Barraclough: Good morning Mr. Lewis. Here your 103rd birthday has rolled around, Sunday July 17th 1966. Remembrance cards and letters from your friends are numerous, some of them from far away places. People have remembered you with flowers, baskets of flowers. May we add our personal congratulations.

Side 1 of the tape ends

Side 2

Lewis: (in mid sentence)... rest I well remember coming to Nanaimo in 1875, landing at Hirst's Wharf, which has now been torn down. Sitting in my chair looking out of the window in the house that I've lived in seventy-four years and I've seen as many as ten sailing vessels anchored for coal. There were very few steamships in those days. I wish to thank all my friends for the beautiful cards and the messages and telegrams I have received and I wish them the best of luck and health and happiness.

Tape continues one year later:

Barraclough: Good morning Mr. Lewis. I wish you a happy birthday, your 104th, this being July 17th 1967. Will you favour us with an added message to this tape-recording?

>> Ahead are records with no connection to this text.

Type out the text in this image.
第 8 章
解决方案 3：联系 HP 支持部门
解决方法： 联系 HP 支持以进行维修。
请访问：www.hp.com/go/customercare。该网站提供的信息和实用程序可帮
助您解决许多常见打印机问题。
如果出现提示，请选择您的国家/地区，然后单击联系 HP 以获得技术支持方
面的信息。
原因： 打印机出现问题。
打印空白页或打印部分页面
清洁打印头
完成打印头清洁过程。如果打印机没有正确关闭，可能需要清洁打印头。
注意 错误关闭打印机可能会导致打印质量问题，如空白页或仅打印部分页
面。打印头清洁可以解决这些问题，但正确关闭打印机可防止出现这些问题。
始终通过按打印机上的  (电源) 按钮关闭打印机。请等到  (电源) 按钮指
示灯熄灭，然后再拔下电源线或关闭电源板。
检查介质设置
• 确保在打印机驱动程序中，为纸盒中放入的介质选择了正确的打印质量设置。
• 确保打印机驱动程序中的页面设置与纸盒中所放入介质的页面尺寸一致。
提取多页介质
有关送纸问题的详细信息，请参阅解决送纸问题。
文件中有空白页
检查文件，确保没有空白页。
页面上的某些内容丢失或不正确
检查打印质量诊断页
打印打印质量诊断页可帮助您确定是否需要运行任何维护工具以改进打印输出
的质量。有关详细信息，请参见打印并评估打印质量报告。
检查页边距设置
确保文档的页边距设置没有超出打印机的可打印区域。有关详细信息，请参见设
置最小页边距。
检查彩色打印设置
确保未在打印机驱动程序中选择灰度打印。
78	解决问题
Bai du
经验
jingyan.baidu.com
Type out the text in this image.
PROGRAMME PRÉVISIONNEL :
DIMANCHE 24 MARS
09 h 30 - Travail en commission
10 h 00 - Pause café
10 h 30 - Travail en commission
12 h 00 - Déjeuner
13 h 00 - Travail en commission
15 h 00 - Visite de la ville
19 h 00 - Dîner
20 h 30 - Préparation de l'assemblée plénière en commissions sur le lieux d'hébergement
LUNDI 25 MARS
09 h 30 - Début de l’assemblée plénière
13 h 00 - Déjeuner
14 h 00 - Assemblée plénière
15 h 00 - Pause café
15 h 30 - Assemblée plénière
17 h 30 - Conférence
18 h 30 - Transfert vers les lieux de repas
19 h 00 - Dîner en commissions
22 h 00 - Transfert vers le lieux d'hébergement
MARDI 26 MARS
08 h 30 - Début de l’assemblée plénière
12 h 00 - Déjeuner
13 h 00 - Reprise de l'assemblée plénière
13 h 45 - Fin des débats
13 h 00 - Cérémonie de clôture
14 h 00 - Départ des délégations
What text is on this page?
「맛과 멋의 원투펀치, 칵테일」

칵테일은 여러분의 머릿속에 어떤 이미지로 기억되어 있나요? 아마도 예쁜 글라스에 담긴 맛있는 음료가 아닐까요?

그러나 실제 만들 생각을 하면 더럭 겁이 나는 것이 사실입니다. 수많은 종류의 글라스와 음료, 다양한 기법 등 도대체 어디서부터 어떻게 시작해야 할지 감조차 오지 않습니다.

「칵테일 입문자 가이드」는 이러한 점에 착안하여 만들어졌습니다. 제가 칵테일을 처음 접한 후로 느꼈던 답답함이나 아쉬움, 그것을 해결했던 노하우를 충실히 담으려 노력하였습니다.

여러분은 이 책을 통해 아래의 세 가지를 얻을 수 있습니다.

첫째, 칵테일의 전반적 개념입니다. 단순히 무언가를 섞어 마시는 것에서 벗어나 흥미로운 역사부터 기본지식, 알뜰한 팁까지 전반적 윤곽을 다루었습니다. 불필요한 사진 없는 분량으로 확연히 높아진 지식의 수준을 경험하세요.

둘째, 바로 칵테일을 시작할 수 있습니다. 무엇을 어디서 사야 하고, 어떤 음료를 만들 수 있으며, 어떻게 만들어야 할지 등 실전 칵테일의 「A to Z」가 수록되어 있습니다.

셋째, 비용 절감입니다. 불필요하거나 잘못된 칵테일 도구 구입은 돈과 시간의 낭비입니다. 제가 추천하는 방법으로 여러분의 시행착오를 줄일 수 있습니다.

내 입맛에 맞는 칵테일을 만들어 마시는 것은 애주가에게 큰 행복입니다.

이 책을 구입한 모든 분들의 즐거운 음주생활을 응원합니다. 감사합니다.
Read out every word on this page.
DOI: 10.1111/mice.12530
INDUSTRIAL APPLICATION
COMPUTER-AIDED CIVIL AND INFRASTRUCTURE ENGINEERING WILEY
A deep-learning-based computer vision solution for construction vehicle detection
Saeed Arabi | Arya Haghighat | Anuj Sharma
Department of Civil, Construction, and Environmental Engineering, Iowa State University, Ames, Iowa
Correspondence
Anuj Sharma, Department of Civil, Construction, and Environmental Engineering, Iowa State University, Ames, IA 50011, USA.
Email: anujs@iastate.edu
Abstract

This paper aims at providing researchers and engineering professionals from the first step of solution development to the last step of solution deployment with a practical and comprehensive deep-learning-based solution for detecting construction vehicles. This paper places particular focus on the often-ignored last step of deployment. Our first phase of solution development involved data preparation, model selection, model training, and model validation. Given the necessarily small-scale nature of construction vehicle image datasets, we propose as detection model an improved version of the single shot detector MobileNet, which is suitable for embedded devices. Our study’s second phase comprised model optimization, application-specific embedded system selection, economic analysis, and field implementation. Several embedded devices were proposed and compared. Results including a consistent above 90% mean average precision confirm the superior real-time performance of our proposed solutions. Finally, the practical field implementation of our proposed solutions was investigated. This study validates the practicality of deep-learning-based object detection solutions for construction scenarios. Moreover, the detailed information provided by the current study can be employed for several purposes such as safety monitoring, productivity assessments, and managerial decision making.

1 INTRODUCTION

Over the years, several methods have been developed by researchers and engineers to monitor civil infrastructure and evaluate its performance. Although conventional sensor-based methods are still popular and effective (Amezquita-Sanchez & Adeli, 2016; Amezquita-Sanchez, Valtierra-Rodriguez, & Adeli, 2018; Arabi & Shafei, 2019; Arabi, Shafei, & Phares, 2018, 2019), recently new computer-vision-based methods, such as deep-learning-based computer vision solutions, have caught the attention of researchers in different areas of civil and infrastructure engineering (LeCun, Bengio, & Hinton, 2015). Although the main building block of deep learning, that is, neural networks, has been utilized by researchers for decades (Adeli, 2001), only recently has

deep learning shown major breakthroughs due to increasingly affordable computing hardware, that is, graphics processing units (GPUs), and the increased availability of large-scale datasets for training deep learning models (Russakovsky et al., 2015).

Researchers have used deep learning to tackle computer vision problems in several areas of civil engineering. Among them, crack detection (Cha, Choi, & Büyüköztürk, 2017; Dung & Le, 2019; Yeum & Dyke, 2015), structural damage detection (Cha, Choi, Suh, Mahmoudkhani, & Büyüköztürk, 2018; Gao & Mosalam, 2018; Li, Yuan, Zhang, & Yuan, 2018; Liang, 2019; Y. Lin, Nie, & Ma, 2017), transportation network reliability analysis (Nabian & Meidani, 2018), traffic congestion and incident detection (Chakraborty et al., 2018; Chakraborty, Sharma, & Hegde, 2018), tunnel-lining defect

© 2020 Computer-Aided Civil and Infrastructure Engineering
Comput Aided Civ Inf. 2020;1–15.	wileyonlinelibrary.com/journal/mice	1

Lewis: There's one thing sure the advantage of my age, very few people die at 104. I was looking at the Province this morning and I was looking at the entrance to Vancouver Harbour in 1882 when we went from Nanaimo over there on the excursion and at that time there were three hotels and a sawmill and if I remember rightly our friend Magurder's[??] father owned the Sunny Side Hotel. I was just thinking this morning looking out what a beautiful morning we have. Yachts around the harbour, we have a wonderful harbour. In fact I was talking to an old friend of mine who has travelled the world, mostly all over and I asked him where he liked to live the best and he said right here in Nanaimo. I wish to thank all my good friends for the messages, letters and all the kind words that have been spoken. My idea of a good friend is one who knows all about you and loves you just the same. Not only that, that this is the day we worried about yesterday. I wish all my good friends health and happiness, this being a beautiful day and I wish you all a happy day and a happy year.

Barraclough: Adding a postscript to this recording. Mr. Lewis died at Nanaimo, February 25th 1968.